Friday Five: Ornithology Edition
Bird Science, Physics, Self-Pity, the Rich Inner Life of Chickens, and Free Food
1955. In an issue of “Art in America” the painter Barnett Newman was credited with the clever analogy “…aesthetics is for the artist like Ornithology is for the birds…”
1987. The theoretical physicist Steven Weingburg riffed on the idea with “the philosophy of science is just about as useful to scientists as ornithology is to birds.”
2019. Author and professor Tim Mauldin replied, “ornithology would indeed be a great use to birds — if they could ask the ornithologists for advice, and if they could understand it.”

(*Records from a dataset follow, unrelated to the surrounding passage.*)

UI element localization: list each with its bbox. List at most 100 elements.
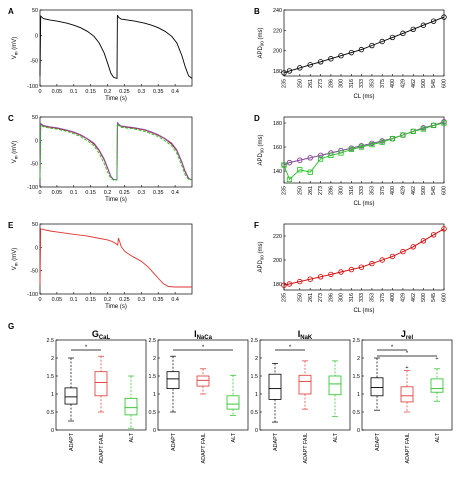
data-point [318,156,324,162]
panel-label: E [8,221,14,230]
x-tick-label: 0.25 [119,190,130,196]
box-outlier: + [435,356,438,362]
data-point [281,282,287,288]
data-point [389,135,396,142]
x-tick-label: 462 [411,293,417,302]
data-point [389,253,396,260]
significance-star: * [406,351,409,357]
series-line-1 [39,121,193,181]
x-tick-label: ADAPT FAIL [405,433,411,463]
x-tick-label: ADAPT [171,432,177,451]
box-iqr [298,374,312,395]
y-tick-label: 1 [51,392,54,398]
x-tick-label: 0.15 [85,190,96,196]
axis-label-x: Time (s) [105,96,127,102]
x-tick-label: 0.1 [70,190,78,196]
boxplot-title: INaCa [194,329,213,341]
axis-label-y: APD90 (ms) [258,134,265,165]
x-tick-label: 0.05 [52,297,63,303]
plot-frame [259,339,351,431]
box-iqr [124,397,138,416]
data-point [420,126,426,132]
axis-label-x: Time (s) [105,197,127,203]
panel-D: D 235 250 261 273 286 300 316 333 353 375 400 429 462… [254,114,448,207]
y-tick-label: 2 [357,356,360,362]
panel-label: C [8,114,14,123]
boxplot-3: INaK 0 0.5 1 1.5 2 2.5 ADAPT ADAPT FAIL ALT * [251,329,351,463]
x-tick-label: 235 [282,79,288,88]
x-tick-label: ADAPT [69,432,75,451]
x-tick-label: ALT [129,432,135,442]
x-tick-label: 400 [390,293,396,302]
x-tick-label: 333 [359,186,365,195]
data-point [430,18,437,24]
x-tick-label: 462 [411,186,417,195]
y-tick-label: 2.5 [251,338,259,344]
series-line-0 [283,16,445,74]
y-tick-label: 1.5 [353,374,361,380]
data-point [400,248,406,255]
x-tick-label: 0.3 [138,190,146,196]
x-tick-label: 333 [359,79,365,88]
x-tick-label: 0.3 [138,89,146,95]
x-tick-label: 261 [308,79,314,88]
panel-B: B 235 250 261 273 286 300 316 333 353 375 400 429 462… [254,7,448,100]
y-tick-label: 1 [255,392,258,398]
plot-frame [361,339,453,431]
x-tick-label: 0.2 [104,190,112,196]
data-point [338,150,344,156]
x-tick-label: 500 [421,79,427,88]
x-tick-label: 250 [297,79,303,88]
series-line-2 [39,123,193,181]
x-tick-label: 500 [421,186,427,195]
y-tick-label: 2.5 [353,338,361,344]
x-tick-label: 261 [308,293,314,302]
data-point [379,139,385,145]
x-tick-label: 0.35 [153,297,164,303]
plot-frame [283,223,445,291]
data-point [307,276,313,282]
x-tick-label: 0 [39,89,42,95]
axis-label-x: CL (ms) [353,308,374,314]
box-iqr [196,375,210,387]
y-tick-label: 2 [153,356,156,362]
x-tick-label: ADAPT FAIL [303,433,309,463]
y-tick-label: 50 [32,222,38,228]
data-point [410,128,416,134]
box-iqr [166,371,180,389]
x-tick-label: 250 [297,293,303,302]
data-point [430,232,437,238]
x-tick-label: 0 [39,297,42,303]
data-point [286,281,293,287]
x-tick-label: 286 [329,186,335,195]
data-point [297,157,303,163]
x-tick-label: 600 [442,293,448,302]
data-point [400,30,406,37]
y-tick-label: 220 [273,28,282,34]
significance-star: * [202,345,205,351]
data-point [307,62,313,68]
x-tick-label: 545 [431,293,437,302]
data-point [317,59,324,65]
box-outlier: + [405,365,408,371]
x-tick-label: 0.2 [104,89,112,95]
box-iqr [400,386,414,403]
data-point [328,271,334,278]
data-point [297,167,303,173]
y-tick-label: 2 [51,356,54,362]
x-tick-label: 0.35 [153,190,164,196]
x-tick-label: ADAPT FAIL [201,433,207,463]
x-tick-label: ADAPT FAIL [99,433,105,463]
x-tick-label: ALT [231,432,237,442]
y-tick-label: 0 [357,428,360,434]
y-tick-label: 180 [273,69,282,75]
y-tick-label: 180 [273,121,282,127]
y-tick-label: 220 [273,234,282,240]
x-tick-label: 500 [421,293,427,302]
x-tick-label: 429 [401,186,407,195]
series-line-2 [283,122,445,181]
plot-frame [55,339,147,431]
data-point [281,70,287,76]
data-point [358,144,365,150]
data-point [369,42,375,49]
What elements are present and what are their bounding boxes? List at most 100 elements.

2015. The posthumous short story collection The Complete Stories by Clarice Lispector has this passing observation: “The chicken lives as if in a dream. She has no sense of reality…The chicken has plenty of inner life. To be honest, the only thing the chicken really has is inner life. Our vision of her inner life is what we call ‘chicken.’”
1929. D.H. Lawrence published his short poem “Self-Pity”:
I never saw a wild thing
sorry for itself.
A small bird will drop frozen dead from a bough
without ever having felt sorry for itself.
Would knowing the study of birds be helpful to birds? Would having a concept of an inner monologue help the backyard chickens pecking currently pecking at my studio door live a better life? It seems to me like taking a perfectly good wild thing and giving it anxiety would be animal cruelty, considering what most of us do with the burden of all this knowledge about ourselves.
What I do know is that the Cornell Lab Merlin Bird ID app is one of the most enjoyable things on my phone. I sit on the rocks in my yard in the morning, let it record the din, and bit by bit learn to identify my noisiest, most-welcomed neighbors.
Yesterday at 9:33am I heard American Goldfinches, Carolina Wrens, House Finches, Northern Cardinals, Song Sparrows, Blue Jays, and Northern Flickers (my birding friend Ali texted back “What a treat!”). Not of one of those birds was sorry for itself. Not worried. Not anxious. Not even a little. They’re just… birds. Every bird you see and hear, the platonic ideal of birdness.
I wrote this poem last year, during a particularly frustrating business season. May it be a balm on your weary soul. Go find some birds to consider this weekend.
Birdbrain
Anxiety is the worst use
of my creativity
and yet
I am perched at my desk
fretting
about where the next
paycheck will come from
and some dumb Cardinal
is bouncing around the feeder
outside my window
probably thinking to himself
“Fuck, yeah! Free food!”
just like
every
other
day.
Loved the poem at the end. Helpful reminder for this weary life.